60 su 100: come sta il patrimonio italiano, misurato in un numero
Quattro assi ufficiali — pubblico, introiti, investimenti, turismo — in un solo indice: il Barometro del patrimonio segna 60 su 100. Che cosa dice, e che cosa non dice, del 2024.

Nel 2024 i musei e i parchi archeologici dello Stato hanno accolto 60,85 milioni di visite: 3,1 milioni in più del 2023. Il dato che colpisce, però, è un altro. Nello stesso anno gli incassi al botteghino sono saliti a 382 milioni di euro, il 21,7% in più — quattro volte più in fretta dei visitatori. Chi entra, insomma, lascia alla cassa più soldi di prima.
Sono due dei quattro numeri che, da questa settimana, l’Osservatorio riassume in un indice unico. Il Barometro del patrimonio — lo trovi in home — mette insieme quattro assi ufficiali e restituisce una sola misura, da 0 a 100. La regola è dichiarata: un settore fermo vale 50, ogni asse aggiunge o toglie punti a seconda di quanto è cresciuto o calato nell’ultimo anno disponibile. Oggi l’indice segna 60.
A spingerlo in alto sono soprattutto gli introiti dei musei statali (+21,7%) e la spesa pubblica per la cultura, che nel 2024 ha toccato 7,6 miliardi di euro, l’8,8% in più dell’anno prima: il valore più alto dell’ultimo decennio. Crescono, più piano, anche il pubblico dei musei (+5,4%) e le presenze turistiche, arrivate a 466,2 milioni di pernottamenti (+4,2%). Nel 2024 nessuno dei quattro assi ha segnato il rosso, ed è questo che tiene l’indice sopra la linea del 50.

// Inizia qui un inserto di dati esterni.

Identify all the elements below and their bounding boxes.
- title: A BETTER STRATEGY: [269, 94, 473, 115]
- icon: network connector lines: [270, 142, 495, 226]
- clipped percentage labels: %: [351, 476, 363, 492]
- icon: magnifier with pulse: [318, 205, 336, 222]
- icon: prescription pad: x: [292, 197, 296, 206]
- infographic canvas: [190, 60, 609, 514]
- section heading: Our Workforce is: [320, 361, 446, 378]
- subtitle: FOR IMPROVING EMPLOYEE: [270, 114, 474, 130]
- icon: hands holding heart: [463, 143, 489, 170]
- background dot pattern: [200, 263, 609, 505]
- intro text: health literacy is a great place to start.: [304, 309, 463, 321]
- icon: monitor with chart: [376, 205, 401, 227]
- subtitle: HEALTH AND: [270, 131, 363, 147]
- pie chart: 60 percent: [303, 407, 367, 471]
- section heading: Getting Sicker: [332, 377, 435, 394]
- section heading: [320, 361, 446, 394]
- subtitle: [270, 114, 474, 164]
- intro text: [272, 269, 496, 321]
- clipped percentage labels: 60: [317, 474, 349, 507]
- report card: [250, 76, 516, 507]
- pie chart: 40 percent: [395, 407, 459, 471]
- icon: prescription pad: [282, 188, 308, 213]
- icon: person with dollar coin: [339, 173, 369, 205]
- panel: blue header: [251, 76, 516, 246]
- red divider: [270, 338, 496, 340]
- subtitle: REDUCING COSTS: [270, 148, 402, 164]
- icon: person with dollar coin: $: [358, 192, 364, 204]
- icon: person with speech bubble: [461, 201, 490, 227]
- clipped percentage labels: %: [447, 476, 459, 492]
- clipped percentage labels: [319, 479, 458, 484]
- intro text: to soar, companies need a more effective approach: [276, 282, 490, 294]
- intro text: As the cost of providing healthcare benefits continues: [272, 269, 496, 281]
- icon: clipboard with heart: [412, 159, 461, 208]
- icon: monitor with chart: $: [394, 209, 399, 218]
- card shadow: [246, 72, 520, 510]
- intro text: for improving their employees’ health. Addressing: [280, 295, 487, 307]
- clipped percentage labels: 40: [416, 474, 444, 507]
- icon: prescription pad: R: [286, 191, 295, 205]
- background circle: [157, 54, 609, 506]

Un indice a 60 racconta un anno buono, non un settore guarito. Primo: guarda indietro. L’ultimo tassello dei dati definitivi sul 2024 è arrivato solo a marzo 2026, e la fotografia è per forza in ritardo. Secondo: gli introiti salgono più delle visite anche perché il biglietto costa di più, non solo perché cresce chi paga — la cifra, da sola, non separa le due cose. Terzo, il segnale più recente che abbiamo non entra nel Barometro e va nella direzione opposta: gli occupati della cultura nel 2025 sono scesi a 936.900, settemila in meno del 2024 (−0,8%). Il settore incassa di più e dà lavoro a qualcuno in meno.
Che cosa te ne fai. Se gestisci un museo o un sito, il salto degli incassi dice che sul biglietto c’è margine, ma conviene misurare quanto pesa il prezzo e quanto la crescita dei paganti: sono leve diverse, si governano in modo diverso. Se lavori nel settore, il dato sull’occupazione ricorda che ricavi su e posti di lavoro non vanno sempre insieme — meglio guardare i due numeri accanto, non uno solo. Se amministri fondi pubblici, i 7,6 miliardi del 2024 diventano la base da cui si misureranno i prossimi anni: il confronto, d’ora in poi, parte da lì.
Il dato citabile. Nel 2024 i musei statali italiani hanno incassato 382 milioni di euro al botteghino: il 21,7% in più del 2023 e il 57,6% in più del 2019 pre-pandemia (fonte: MiC, Ufficio di statistica).
Fonti e metodo
- Pubblico e Introiti — MiC, Ufficio di statistica, Rilevazione 2024 (visite: 60.850.091, +5,4%; introiti lordi: 382,0 mln €, +21,7%). Riferimento: anno 2024, musei e istituti statali.
- Investimenti — Eurostat, spesa della pubblica amministrazione per servizi culturali (COFOG GF0802, Italia, gov_10a_exp): 7.612 mln €, +8,8% sul 2023. Riferimento: anno 2024.
- Turismo — ISTAT, «I flussi turistici – Anno 2024»: 466,2 milioni di presenze negli esercizi ricettivi, +4,2% sul 2023.
- Occupazione (citata come limite, fuori dall’indice) — Eurostat, occupazione culturale (cult_emp_sex): 936.900 nel 2025, −0,8% sul 2024.
- Metodo del Barometro — ogni asse vale 50 + variazione % annua (limitata tra 0 e 100); l’indice è la media dei quattro assi a pesi uguali. Non misura la qualità dei servizi né i divari territoriali, e fotografa l’ultimo anno con dati ufficiali definitivi (oggi il 2024).